Growth Chart for My Little Ones

Wednesday, November 30, 2022

22 Nov 2022 - Day 9: (Great Ocean Road) Tom and Eva Lookout

From the Loch Ard Gorge carpark, we took another walking trail and came to Tom and Eva Lookout.
Its name is no coincidence.  It was said that the ship named Lock Ard entered the waters of Port Campbell on a dark and misty 1st of June 1878. Before they even realised it, the ship was in shallow waters, colliding with a rock reef and running aground near Mutton Bird Island. Unfortunately, only two of the fifty-four passengers survived, one of whom was a nineteen-year-old sailor apprentice named Tom Pearce, and the other a nineteen-year-old Irish girl called Eva Carmichael, who was travelling with her family.  Tom was first to wash ashore at the sandy beach, hearing a woman’s cries for help nearby. He bravely headed up into the waters and rescued Eva, with the two calling for help from the locals. The two soon became famous amongst Victoria, with Tom being welcomed as a hero. After about three months, Eva decided to return back to Europe where she went one to marry an aristocrat.
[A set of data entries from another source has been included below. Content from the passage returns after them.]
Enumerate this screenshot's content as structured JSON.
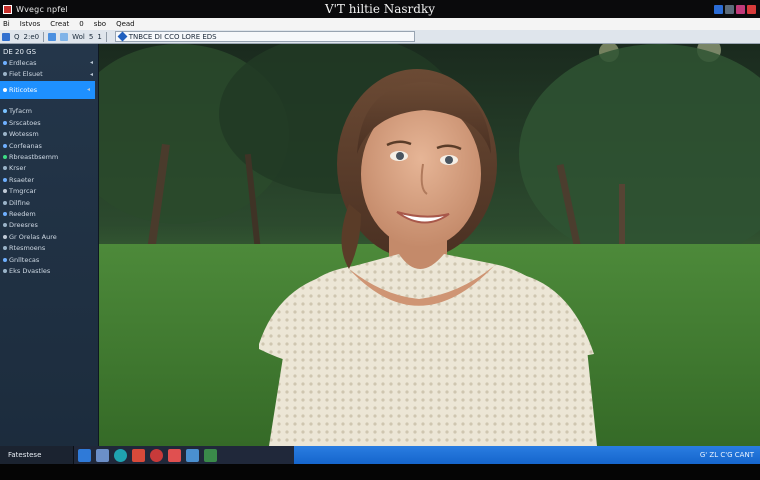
{
  "window": {
    "app_name": "Wvegc npfel",
    "title": "V'T hiltie Nasrdky"
  },
  "menu": [
    "Bi",
    "Istvos",
    "Creat",
    "0",
    "sbo",
    "Qead"
  ],
  "toolbar": {
    "items": [
      "Q",
      "2:e0",
      "Wol",
      "5",
      "1"
    ],
    "address": "TNBCE DI CCO LORE EDS"
  },
  "sidebar": {
    "header": "DE 20 GS",
    "items": [
      {
        "label": "Erdlecas",
        "arrow": "◂"
      },
      {
        "label": "Fiet Elsuet",
        "arrow": "◂"
      },
      {
        "label": "Riticotes",
        "arrow": "◂",
        "active": true
      },
      {
        "label": "Tyfacm"
      },
      {
        "label": "Srscatoes"
      },
      {
        "label": "Wotessm"
      },
      {
        "label": "Corfeanas"
      },
      {
        "label": "Rbreastbsemm"
      },
      {
        "label": "Krser"
      },
      {
        "label": "Rsaeter"
      },
      {
        "label": "Tmgrcar"
      },
      {
        "label": "Dilfine"
      },
      {
        "label": "Reedem"
      },
      {
        "label": "Dreesres"
      },
      {
        "label": "Gr Orelas Aure"
      },
      {
        "label": "Rtesmoens"
      },
      {
        "label": "Gnlltecas"
      },
      {
        "label": "Eks Dvastles"
      }
    ]
  },
  "taskbar": {
    "start_label": "Fatestese",
    "tray_text": "G' ZL C'G CANT"
  },
  "colors": {
    "accent": "#1e90ff",
    "sidebar_bg": "#24364a",
    "taskbar_tray": "#1565cc"
  }
}
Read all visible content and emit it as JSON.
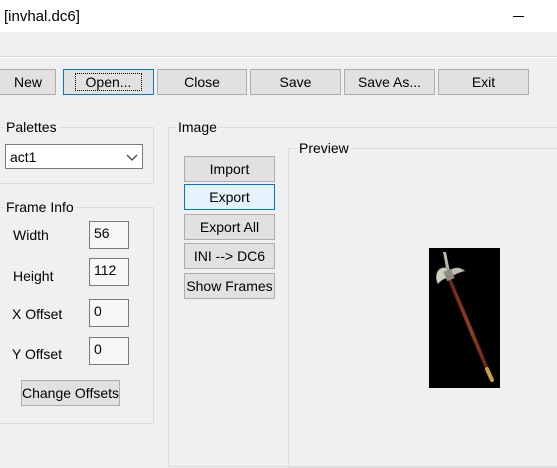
{
  "window": {
    "title": "[invhal.dc6]"
  },
  "toolbar": {
    "new_label": "New",
    "open_label": "Open...",
    "close_label": "Close",
    "save_label": "Save",
    "save_as_label": "Save As...",
    "exit_label": "Exit"
  },
  "palettes": {
    "label": "Palettes",
    "selected": "act1"
  },
  "frame_info": {
    "label": "Frame Info",
    "width_label": "Width",
    "width_value": "56",
    "height_label": "Height",
    "height_value": "112",
    "x_offset_label": "X Offset",
    "x_offset_value": "0",
    "y_offset_label": "Y Offset",
    "y_offset_value": "0",
    "change_offsets_label": "Change Offsets"
  },
  "image": {
    "label": "Image",
    "import_label": "Import",
    "export_label": "Export",
    "export_all_label": "Export All",
    "ini_dc6_label": "INI --> DC6",
    "show_frames_label": "Show Frames"
  },
  "preview": {
    "label": "Preview",
    "image_icon": "halberd-item-icon"
  },
  "colors": {
    "accent": "#0078d7",
    "window_bg": "#f0f0f0",
    "button_bg": "#e1e1e1"
  }
}
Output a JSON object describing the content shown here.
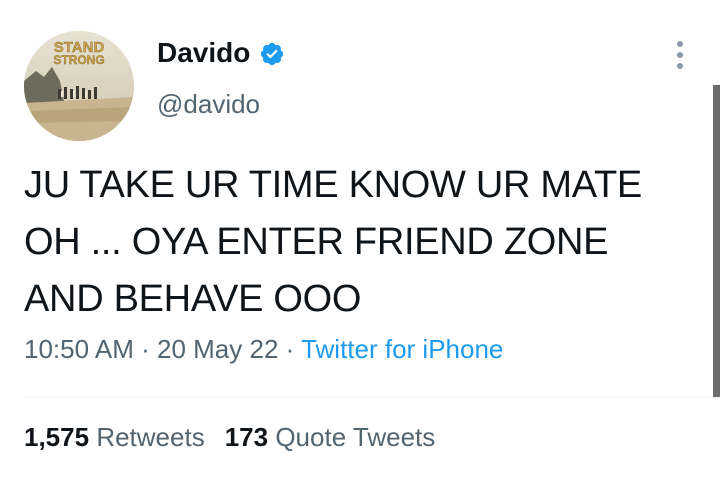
{
  "author": {
    "display_name": "Davido",
    "handle": "@davido",
    "avatar_text_line1": "STAND",
    "avatar_text_line2": "STRONG",
    "verified_icon": "verified-badge-icon"
  },
  "tweet": {
    "text": "JU TAKE UR TIME KNOW UR MATE OH ... OYA ENTER FRIEND ZONE AND BEHAVE OOO",
    "time": "10:50 AM",
    "date": "20 May 22",
    "separator": "·",
    "source": "Twitter for iPhone"
  },
  "stats": {
    "retweets_count": "1,575",
    "retweets_label": "Retweets",
    "quotes_count": "173",
    "quotes_label": "Quote Tweets"
  },
  "colors": {
    "primary_text": "#0f1419",
    "secondary_text": "#536471",
    "link": "#1d9bf0",
    "verified": "#1d9bf0"
  }
}
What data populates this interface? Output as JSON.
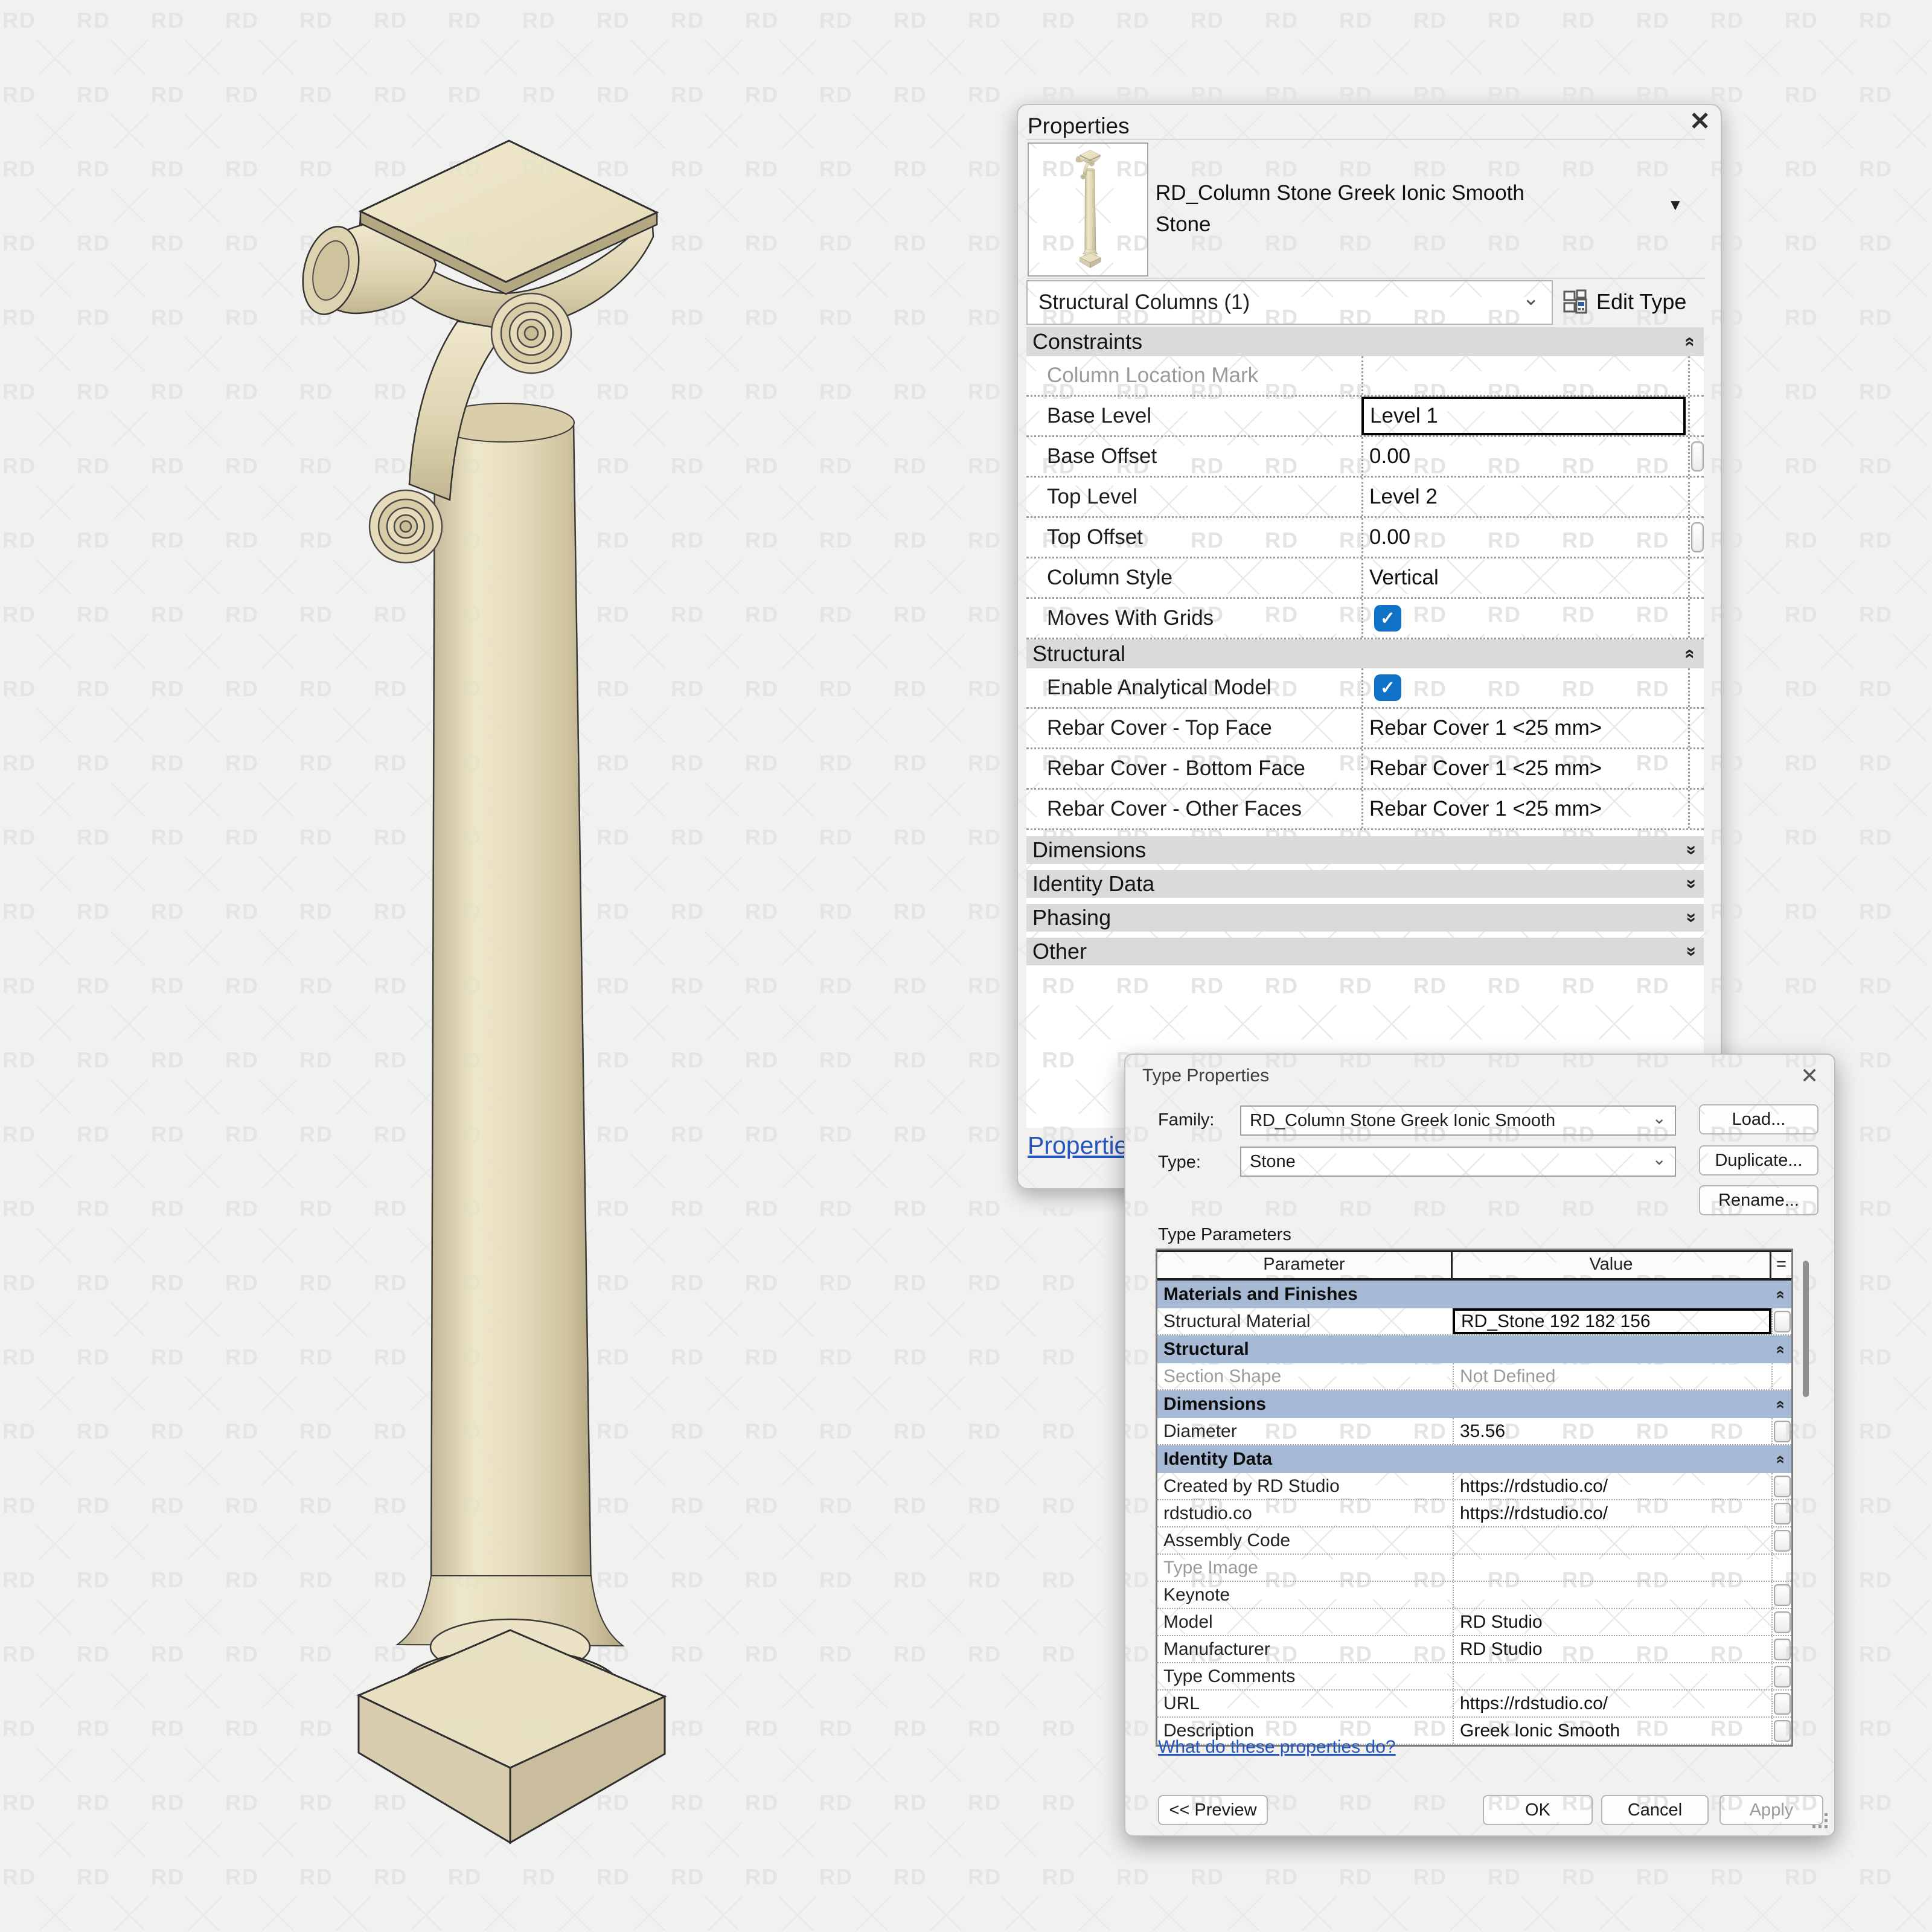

Tom remained a sailor and returned to England where he died at the age of 49, known as a hero of his time.
Back in June 2009, the arch of Island Archway crumbled in on itself, leaving two separate hunks of rock that run parallel to each other. Many of the landmarks along Australia’s Great Ocean Road collapse thanks to weather conditions or water damage, which serves to create an ever-changing landscape.  The two remaining rock pillars of the gorge were then named Tom and Eva.